Re: [PATCH] net: dev_forward_skb(): Scrub packet's per-netns info only when crossing netns

From: Liran Alon
Date: Thu Mar 15 2018 - 11:06:06 EST



----- daniel@xxxxxxxxxxxxx wrote:

> On 03/15/2018 03:35 PM, Roman Mashak wrote:
> > Liran Alon <liran.alon@xxxxxxxxxx> writes:
> > [...]
> >>> Overall I think it might be nice to not need scrubbing skb in
> such
> >>> cases,
> >>> although my concern would be that this has potential to break
> >>> existing
> >>> setups when they would expect mark being zero on other veth peer
> in
> >>> any
> >>> case since it's the behavior for a long time already. The safer
> >>> option
> >>> would be to have some sort of explicit opt-in e.g. on link
> creation to
> >>> let
> >>> the skb->mark pass through unscrubbed. This would definitely be a
> >>> useful
> >>> option e.g. when mark is set in the netns facing veth via
> >>> clsact/egress
> >>> on xmit and when the container is unprivileged anyway.
> >>>
> >>> Thanks,
> >>> Daniel
> >>
> >> I see your point in regards to backwards comparability.
> >> However, not scrubbing skb when it cross netns via some kernel
> functions compared to
> >> others is basically a bug which could easily break with a little
> bit of more refactoring.
> >> Therefore, it seems a bit weird to me to from now on, we will
> force
> >> every user on link creation to consider that once there was a bug
> leading
> >> to this weird behavior on specific netdevs.
>
> Why bug specifically? It could well be that for some unpriv
> containers
> it would be fine to do e.g. in cases where orchestrator sets up
> clsact/
> egress on veth/ipvlan/etc in the container to set the mark and where
> app
> cannot mess with this while for others you need to act out of host
> facing
> veth; thus, explicit opt-in per dev could provide such more fine
> grained
> control.
>
> > One valid use case could be preserving a source namespace nsid in
> > skb->mark when a packet crosses netns.
>
> Right, was thinking about something similar.
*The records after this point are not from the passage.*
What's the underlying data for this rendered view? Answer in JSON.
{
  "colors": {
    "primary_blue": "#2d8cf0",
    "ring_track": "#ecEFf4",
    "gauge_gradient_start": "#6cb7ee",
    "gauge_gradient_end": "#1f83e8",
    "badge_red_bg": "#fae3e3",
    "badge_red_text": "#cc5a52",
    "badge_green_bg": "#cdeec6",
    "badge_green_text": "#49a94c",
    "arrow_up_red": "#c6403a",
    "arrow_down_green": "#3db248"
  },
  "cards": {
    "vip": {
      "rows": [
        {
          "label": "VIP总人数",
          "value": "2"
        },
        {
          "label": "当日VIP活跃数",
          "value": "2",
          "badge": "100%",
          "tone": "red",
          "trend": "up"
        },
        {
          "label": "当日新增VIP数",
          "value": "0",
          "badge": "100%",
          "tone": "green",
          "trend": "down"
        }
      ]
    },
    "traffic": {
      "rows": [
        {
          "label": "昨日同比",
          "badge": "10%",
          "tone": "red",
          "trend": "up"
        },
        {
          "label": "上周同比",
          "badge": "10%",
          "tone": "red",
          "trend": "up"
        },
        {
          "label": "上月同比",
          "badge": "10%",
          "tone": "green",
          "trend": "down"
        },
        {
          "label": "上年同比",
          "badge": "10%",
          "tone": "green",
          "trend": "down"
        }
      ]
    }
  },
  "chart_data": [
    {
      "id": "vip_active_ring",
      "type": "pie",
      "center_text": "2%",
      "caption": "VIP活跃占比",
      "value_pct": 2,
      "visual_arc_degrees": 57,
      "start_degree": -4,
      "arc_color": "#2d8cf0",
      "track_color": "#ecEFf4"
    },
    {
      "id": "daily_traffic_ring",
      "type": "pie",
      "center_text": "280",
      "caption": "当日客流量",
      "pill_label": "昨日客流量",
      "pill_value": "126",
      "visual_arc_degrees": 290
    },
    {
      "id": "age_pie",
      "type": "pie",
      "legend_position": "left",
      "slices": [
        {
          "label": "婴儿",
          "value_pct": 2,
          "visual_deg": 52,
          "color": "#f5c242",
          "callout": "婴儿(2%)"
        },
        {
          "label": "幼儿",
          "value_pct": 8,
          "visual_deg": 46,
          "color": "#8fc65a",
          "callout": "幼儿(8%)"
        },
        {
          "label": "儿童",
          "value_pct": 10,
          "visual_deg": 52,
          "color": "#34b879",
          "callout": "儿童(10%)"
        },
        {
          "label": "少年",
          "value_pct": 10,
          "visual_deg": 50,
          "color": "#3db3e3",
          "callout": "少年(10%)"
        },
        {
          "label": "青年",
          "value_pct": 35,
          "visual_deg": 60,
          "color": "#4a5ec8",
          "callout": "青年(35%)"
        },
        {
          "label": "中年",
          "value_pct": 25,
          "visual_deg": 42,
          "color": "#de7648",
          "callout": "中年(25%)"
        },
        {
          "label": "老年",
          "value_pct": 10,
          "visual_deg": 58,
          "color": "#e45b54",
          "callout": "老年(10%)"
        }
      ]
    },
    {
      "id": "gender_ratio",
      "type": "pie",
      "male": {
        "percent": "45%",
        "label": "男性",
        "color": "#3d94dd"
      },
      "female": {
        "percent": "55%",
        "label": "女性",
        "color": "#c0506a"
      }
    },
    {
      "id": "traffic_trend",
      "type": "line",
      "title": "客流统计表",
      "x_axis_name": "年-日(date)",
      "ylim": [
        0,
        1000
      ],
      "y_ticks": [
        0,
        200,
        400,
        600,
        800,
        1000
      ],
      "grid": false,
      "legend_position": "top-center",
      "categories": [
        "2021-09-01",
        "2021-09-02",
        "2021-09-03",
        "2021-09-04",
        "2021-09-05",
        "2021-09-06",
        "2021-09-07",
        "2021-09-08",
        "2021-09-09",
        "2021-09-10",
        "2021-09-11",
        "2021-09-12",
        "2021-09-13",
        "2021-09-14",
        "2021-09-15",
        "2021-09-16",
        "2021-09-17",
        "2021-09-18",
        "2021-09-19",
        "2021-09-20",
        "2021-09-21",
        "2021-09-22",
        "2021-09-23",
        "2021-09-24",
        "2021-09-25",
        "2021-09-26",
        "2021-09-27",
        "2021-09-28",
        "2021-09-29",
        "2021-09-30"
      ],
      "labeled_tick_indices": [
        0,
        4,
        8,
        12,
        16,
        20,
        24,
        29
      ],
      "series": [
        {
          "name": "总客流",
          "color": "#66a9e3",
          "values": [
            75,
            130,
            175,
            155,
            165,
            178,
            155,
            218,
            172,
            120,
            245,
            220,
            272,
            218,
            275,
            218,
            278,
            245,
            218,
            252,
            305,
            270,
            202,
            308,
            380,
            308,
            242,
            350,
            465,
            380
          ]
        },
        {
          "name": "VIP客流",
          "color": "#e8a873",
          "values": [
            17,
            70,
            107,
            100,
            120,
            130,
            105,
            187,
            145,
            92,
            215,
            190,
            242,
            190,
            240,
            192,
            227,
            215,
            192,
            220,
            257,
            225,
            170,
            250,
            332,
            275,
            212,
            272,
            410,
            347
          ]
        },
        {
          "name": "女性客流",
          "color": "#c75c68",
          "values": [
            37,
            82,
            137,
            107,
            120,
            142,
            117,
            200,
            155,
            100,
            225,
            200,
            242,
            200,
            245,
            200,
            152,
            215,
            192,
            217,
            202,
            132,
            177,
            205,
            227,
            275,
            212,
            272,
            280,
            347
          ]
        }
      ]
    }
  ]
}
I agree with all the above but this behavior was not supported both
before and after this commit. skb->mark is always zeroed when crossing netns.
This commit only changes behavior for skb crossing netdevs on *same* netns
via dev_forward_skb().

Therefore, I believe we should discuss here what we want default behavior to be
and how it should be controlled for backwards comparability.
Only after we should discuss about adding an extra feature of controlling skb scrub
per netdev or something similar.